The catch crops were included in a conventionally managed 2-year crop rotation with winter wheat (Triticum aestivum L.) in the first year and maize (Zea mays L.) in the second year. Fertilization of the main crops followed the practical recommended rates for mineral fertilizers (wheat in kg ha−1: 140 N, 11 P, 133 K, 81 S, 22 Mg; maize in kg ha−1: 173 N, 39 P, 133 K, 56 S, 9 Mg).
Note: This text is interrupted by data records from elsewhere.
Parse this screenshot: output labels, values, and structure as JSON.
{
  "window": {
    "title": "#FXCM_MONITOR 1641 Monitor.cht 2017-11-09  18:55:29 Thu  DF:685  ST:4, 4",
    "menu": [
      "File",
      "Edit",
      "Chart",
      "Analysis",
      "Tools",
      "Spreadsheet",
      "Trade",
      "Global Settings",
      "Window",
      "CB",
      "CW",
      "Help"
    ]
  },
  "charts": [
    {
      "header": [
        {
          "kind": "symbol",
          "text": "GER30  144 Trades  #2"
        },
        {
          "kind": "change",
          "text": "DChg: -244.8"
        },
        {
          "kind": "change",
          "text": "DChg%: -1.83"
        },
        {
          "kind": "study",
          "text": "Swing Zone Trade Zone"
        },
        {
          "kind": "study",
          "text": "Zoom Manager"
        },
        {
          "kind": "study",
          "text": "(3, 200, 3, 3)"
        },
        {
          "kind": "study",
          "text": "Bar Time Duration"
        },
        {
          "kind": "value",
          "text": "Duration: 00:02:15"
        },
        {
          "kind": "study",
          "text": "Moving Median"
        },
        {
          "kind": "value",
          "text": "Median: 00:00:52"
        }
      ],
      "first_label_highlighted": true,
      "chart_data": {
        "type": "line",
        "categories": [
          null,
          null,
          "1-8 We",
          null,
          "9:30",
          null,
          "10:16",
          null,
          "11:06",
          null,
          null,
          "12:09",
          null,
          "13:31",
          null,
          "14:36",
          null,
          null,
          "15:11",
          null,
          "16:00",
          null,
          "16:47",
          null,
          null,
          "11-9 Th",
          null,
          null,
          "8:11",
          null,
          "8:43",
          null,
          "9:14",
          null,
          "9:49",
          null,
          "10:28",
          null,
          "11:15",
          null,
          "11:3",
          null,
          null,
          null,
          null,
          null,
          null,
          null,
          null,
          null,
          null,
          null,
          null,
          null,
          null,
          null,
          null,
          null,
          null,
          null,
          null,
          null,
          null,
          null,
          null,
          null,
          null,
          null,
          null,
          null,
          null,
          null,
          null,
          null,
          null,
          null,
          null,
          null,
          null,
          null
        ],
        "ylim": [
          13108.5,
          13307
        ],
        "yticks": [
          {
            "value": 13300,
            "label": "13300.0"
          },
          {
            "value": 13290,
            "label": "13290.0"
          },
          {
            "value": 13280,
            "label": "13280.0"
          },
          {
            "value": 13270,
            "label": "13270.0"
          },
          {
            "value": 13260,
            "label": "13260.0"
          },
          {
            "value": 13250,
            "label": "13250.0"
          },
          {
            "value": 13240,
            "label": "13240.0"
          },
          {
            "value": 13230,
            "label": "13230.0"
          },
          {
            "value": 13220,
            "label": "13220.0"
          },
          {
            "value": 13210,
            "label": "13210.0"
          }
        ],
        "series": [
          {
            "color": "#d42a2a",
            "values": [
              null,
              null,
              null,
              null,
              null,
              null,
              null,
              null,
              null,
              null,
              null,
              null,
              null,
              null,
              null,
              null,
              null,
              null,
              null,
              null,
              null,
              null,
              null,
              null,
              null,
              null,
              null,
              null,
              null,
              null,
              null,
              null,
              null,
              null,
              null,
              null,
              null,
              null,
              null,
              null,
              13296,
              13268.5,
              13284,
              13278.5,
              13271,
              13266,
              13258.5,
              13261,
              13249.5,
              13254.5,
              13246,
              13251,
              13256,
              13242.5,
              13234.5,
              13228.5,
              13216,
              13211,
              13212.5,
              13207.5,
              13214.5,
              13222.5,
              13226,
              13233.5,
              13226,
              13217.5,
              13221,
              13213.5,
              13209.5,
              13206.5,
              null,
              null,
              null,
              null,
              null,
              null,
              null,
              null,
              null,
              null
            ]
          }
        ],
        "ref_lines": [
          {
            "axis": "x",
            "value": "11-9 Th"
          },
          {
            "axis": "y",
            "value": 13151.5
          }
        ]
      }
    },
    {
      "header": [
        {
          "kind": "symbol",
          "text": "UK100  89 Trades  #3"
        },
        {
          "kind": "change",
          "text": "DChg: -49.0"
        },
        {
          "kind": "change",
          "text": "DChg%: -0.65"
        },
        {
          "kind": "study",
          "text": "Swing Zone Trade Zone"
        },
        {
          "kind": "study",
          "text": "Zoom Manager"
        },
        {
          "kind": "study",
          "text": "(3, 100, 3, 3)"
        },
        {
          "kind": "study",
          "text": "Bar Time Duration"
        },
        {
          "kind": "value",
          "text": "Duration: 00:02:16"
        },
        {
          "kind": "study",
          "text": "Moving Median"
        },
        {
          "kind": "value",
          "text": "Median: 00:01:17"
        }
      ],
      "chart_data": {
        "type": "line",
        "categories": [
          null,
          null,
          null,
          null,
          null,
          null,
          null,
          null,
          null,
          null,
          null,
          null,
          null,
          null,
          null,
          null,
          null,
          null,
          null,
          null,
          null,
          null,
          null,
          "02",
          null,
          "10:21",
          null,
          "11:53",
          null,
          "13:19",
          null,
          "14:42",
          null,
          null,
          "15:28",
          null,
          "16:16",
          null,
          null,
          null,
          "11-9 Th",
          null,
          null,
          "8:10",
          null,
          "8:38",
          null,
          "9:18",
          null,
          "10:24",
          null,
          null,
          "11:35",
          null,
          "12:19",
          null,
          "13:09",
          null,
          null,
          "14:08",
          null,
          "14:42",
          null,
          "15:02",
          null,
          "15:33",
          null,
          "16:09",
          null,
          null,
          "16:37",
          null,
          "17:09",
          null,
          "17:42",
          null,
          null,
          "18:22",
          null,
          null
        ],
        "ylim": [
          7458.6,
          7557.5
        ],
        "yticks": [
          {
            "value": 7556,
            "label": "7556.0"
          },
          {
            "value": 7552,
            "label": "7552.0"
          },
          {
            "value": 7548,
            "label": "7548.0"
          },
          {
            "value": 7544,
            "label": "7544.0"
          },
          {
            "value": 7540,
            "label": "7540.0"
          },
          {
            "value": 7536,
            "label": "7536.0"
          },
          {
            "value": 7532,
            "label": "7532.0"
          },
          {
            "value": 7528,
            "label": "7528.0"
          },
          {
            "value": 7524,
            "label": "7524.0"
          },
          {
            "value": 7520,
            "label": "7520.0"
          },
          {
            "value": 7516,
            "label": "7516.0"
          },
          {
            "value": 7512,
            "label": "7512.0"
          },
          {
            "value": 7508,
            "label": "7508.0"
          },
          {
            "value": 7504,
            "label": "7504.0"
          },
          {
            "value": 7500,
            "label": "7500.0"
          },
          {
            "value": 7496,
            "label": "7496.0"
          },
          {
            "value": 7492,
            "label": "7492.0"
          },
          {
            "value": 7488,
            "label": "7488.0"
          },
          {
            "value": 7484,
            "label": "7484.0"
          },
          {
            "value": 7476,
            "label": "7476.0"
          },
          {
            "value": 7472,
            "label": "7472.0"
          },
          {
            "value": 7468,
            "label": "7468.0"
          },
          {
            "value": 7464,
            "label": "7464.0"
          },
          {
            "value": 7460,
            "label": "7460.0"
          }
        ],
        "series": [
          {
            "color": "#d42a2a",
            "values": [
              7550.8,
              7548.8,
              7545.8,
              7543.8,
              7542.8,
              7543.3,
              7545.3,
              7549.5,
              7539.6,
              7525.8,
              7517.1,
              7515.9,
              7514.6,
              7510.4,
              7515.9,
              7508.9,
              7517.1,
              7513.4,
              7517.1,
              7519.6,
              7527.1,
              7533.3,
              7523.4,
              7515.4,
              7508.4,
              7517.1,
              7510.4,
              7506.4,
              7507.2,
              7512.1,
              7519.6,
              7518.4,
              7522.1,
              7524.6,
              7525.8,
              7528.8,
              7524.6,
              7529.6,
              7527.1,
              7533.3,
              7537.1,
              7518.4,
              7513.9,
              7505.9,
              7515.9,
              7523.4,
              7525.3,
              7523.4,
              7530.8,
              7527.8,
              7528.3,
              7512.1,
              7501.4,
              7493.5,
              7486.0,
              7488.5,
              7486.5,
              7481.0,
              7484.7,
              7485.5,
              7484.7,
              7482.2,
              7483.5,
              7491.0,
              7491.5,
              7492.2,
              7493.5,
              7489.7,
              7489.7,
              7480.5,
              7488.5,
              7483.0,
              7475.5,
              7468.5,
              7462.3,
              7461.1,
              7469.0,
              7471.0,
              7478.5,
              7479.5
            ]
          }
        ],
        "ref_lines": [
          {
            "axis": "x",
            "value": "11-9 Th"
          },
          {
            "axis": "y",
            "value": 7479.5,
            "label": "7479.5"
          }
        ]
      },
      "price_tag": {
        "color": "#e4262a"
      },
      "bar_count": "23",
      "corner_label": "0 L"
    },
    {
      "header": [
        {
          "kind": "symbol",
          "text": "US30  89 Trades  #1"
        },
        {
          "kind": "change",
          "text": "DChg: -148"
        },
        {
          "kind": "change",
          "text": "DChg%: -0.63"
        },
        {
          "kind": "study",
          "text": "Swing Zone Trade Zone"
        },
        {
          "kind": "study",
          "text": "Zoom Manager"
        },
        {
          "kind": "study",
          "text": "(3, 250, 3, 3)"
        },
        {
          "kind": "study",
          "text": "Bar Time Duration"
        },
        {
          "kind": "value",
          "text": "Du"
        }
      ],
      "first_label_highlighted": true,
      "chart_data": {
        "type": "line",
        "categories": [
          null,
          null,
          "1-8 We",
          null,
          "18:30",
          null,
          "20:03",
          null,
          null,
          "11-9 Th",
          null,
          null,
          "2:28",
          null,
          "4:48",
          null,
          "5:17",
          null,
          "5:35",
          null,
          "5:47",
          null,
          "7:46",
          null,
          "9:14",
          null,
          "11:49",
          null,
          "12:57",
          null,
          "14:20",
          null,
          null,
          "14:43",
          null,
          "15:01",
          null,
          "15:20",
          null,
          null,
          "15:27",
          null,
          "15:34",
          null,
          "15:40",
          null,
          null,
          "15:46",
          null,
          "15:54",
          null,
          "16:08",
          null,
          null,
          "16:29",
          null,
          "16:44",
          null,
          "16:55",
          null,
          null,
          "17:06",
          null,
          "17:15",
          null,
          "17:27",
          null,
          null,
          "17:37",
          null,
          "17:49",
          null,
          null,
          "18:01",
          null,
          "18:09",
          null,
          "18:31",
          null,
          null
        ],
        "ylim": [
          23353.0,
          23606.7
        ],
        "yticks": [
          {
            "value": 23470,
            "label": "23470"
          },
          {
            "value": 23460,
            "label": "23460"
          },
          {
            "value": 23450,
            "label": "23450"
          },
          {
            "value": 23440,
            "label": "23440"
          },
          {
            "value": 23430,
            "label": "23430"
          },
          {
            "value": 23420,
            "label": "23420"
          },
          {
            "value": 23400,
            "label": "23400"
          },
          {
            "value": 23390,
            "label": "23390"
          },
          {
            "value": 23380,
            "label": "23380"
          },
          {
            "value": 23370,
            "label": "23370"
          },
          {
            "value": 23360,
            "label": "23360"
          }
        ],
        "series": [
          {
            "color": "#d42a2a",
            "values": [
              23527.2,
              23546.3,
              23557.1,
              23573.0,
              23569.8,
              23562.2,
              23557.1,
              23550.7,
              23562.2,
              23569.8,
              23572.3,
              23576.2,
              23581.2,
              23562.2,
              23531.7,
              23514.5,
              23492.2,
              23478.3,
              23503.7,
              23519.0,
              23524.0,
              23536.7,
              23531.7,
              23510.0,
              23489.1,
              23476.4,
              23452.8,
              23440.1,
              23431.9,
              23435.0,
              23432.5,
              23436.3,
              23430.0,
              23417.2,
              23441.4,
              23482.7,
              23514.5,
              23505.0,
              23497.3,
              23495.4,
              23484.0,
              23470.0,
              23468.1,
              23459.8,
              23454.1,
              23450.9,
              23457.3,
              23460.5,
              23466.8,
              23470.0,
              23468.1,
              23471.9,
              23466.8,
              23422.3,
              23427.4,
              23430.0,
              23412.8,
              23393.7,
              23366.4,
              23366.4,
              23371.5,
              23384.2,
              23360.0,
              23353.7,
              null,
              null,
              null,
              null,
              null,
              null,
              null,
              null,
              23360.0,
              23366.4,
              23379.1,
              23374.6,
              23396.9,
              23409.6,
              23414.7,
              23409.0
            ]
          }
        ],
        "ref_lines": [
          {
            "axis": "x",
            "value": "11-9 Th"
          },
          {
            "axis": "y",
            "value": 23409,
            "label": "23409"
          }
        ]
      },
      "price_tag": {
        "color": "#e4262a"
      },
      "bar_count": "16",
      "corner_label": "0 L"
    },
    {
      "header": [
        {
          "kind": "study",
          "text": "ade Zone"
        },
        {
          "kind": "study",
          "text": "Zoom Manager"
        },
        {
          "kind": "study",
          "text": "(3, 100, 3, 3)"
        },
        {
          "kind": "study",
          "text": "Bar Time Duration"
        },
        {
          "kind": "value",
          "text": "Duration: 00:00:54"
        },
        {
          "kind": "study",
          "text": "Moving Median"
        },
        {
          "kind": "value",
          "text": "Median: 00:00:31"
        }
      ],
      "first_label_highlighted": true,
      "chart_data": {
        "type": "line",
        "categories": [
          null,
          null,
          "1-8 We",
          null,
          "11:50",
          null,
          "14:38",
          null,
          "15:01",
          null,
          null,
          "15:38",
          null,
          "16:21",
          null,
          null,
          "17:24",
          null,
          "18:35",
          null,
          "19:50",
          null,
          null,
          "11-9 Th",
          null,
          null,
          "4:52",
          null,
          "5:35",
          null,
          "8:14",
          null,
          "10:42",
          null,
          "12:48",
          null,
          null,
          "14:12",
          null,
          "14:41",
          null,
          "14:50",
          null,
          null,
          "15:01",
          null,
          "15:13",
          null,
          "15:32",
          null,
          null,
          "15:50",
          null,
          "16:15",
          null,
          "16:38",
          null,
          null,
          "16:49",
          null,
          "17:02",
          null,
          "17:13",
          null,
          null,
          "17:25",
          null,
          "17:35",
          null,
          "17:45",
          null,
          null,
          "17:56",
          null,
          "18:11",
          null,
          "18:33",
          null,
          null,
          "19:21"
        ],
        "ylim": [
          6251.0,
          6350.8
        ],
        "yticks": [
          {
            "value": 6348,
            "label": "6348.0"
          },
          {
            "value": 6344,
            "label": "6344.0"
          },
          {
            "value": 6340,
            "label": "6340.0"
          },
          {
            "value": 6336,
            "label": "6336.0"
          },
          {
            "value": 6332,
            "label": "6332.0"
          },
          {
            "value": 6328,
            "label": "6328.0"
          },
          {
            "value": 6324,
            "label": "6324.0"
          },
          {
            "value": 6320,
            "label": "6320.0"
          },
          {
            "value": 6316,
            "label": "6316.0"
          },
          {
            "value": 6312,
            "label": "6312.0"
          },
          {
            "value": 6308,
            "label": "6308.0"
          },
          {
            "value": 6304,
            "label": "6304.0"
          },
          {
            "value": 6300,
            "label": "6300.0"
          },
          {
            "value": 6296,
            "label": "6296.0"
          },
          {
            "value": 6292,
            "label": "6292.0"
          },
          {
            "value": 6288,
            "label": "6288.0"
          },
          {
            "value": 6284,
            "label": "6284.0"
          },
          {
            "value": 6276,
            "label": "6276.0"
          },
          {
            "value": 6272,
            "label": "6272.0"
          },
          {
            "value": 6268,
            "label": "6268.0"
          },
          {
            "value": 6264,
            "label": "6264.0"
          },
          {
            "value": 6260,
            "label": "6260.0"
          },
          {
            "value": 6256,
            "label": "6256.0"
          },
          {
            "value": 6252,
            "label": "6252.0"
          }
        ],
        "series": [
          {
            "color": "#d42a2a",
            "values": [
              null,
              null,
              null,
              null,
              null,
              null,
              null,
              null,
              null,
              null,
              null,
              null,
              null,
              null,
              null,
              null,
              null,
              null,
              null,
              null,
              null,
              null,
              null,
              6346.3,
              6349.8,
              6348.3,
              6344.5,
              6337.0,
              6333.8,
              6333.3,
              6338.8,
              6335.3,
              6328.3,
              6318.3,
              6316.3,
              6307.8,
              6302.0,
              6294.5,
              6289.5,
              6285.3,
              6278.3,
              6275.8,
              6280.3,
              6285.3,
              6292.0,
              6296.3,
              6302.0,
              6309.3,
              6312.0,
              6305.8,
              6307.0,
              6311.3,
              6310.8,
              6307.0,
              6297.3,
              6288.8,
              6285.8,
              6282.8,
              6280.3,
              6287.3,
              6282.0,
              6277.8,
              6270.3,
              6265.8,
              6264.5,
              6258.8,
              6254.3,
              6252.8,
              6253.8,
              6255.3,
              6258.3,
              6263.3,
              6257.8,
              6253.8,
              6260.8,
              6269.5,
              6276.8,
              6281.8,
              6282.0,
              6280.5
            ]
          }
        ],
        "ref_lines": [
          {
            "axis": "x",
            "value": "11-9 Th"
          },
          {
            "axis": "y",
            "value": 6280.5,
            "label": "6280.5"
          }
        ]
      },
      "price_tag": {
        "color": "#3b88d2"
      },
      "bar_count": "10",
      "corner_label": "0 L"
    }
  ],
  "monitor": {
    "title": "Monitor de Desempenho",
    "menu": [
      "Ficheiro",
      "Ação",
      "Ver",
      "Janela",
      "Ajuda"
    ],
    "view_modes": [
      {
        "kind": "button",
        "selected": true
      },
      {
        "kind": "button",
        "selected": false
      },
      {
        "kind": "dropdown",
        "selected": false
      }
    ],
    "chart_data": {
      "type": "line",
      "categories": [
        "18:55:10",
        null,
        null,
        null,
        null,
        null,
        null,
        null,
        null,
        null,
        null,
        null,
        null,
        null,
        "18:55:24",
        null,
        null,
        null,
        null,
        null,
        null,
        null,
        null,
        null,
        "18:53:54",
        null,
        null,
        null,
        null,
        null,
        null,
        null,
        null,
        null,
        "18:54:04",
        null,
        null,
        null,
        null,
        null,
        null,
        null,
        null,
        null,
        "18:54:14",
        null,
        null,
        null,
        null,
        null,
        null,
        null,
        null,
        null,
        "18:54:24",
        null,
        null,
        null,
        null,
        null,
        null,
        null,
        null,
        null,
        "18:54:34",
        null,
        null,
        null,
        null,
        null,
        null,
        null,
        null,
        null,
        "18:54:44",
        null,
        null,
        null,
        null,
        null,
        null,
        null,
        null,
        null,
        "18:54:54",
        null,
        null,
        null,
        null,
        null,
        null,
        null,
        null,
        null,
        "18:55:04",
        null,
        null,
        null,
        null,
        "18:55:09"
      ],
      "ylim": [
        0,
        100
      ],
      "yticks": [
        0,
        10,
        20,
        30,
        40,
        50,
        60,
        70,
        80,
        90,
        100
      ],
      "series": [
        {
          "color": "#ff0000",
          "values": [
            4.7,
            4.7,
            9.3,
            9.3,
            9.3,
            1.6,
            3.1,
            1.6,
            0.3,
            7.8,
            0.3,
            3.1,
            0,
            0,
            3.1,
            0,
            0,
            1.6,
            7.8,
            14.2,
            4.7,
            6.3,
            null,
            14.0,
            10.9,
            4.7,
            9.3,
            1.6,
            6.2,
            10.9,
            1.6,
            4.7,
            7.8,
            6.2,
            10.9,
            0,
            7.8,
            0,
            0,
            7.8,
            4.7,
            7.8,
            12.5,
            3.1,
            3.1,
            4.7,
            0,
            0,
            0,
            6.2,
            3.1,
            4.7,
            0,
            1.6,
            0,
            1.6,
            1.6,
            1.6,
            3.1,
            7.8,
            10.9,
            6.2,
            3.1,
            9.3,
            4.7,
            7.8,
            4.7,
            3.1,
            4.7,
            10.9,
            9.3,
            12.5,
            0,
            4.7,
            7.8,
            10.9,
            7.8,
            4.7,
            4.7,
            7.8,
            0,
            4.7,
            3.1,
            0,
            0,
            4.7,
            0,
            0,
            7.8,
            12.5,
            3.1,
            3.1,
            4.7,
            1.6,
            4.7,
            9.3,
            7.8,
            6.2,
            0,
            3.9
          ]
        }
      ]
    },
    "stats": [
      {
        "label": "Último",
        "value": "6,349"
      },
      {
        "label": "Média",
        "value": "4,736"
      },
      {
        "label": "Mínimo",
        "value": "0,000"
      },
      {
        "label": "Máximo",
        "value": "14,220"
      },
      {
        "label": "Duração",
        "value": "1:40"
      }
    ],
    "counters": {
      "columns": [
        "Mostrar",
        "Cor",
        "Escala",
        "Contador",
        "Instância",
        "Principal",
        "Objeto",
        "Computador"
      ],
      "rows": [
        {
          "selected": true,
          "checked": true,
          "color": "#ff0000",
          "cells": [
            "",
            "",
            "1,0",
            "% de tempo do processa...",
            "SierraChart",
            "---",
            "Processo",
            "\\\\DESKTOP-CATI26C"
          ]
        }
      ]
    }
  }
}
The wheat straw remained on the field and was incorporated into the soil by a power harrow. Four treatments were investigated: (i) fallow with no catch crop treatment; (ii) mustard (Sinapis alba L.) as a single crop; (iii) mix 4, a mix of white mustard, lacy phacelia (Phacelia tanacetifolia Benth.), bristle oat (Avena strigosa Schreb.) and Egyptian clover (Trifolium alexandrinum L.); and (iv) a commercial 12-species catch crop mix (TerraLife© Maize-Pro TR Greening, DSV, Lippstadt, Germany). The latter, referred to as mix 12, was 23% legumes (by dry mass), namely, field pea (Pisum sativum L.), crimson clover (Trifolium incarnatum L.), alsike clover (Trifolium hybridum L.), Persian clover (Trifolium resupinatum L.) and Hungarian vetch (Vicia pannonica Crantz.), and nonlegume species, namely, sorghum (Sorghum sudanense Steud.), common flax (Linum usitatissimum L.), lacy phacelia, deeptill radish (Raphanus sativus L.), ramtil (Guizotia abyssinica Cass.), sunflower (Helianthus annuus L.) and camelina (Camelina sativa L.). The function of mustard as a Brassicaceae in mix 12 was taken over Raphanus sativus and Camelina sativa. Several publications have reported similar levels of glucosinolate production by mustard and radish that can be used for biological pest and disease control (Kirkegaard and Sarwar 1998; Reddy 2013; Park et al. 2017).

The fallow period was maintained by mechanical weeding. Catch crops were sown on 22 August 2016, and the experiment was performed in the stages of stem elongation and shoot development from 18.10.2016 to 14.11.2016. Seeding rates were adapted from practical recommended rates and aimed at maximum biomass development and optimal growth performance (Table S2, supplementary material). Plant density was counted for 2 m along the sowing row, two times per plot.

Experimental setup and 13C pulse labelling

The C transfer within the plant-soil-microbial system was studied by an in situ 13CO2 pulse labelling experiment. Single pulse labelling has been proposed as appropriate method to estimate short-term processes of recently assimilated C in various above- and belowground C pools (Kuzyakov and Gavrichkova 2010). The short pulse allowed the differentiation between decomposers of rhizodeposits and that of native soil OM. Prior to the labelling treatment, the photosynthetic CO2 uptake rate of the plants was measured. For this, a 0.75 × 1.20 × 1.12-m-sized steel-frame chamber (width × length × height) covered by transparent polypropylene foil and plexiglass was placed on the catch crop plot and placed 10 cm deep into the soil. The CO2 concentration inside the chamber was monitored with an infrared gas analyser (LI-8100, LI-COR Inc., Lincoln, NE) that was directly connected to the chamber in a closed loop. The chamber was equipped with fans to maintain air circulation and prevent air layering. The temperature and moisture inside the chamber were monitored with an ambient monitoring data logger (DL-181THP, Voltcraft, Hirschau, Germany). Soil respiration (without plants) in each plot was measured using a 20-cm survey chamber (LI-COR Inc., Lincoln, NE) with attached soil collars, which were placed 6 cm deep into the soil. The photosynthetic CO2-C uptake by the plants on the day of labelling (before label application) was measured from the flux inside the chamber and referred to as the net ecosystem exchange (NEE).

The NEE is defined as the CO2-C flux from the ecosystem to the atmosphere. Negative NEE values represent the net CO2-C uptake at the experimental plots, and positive values represent the opposite.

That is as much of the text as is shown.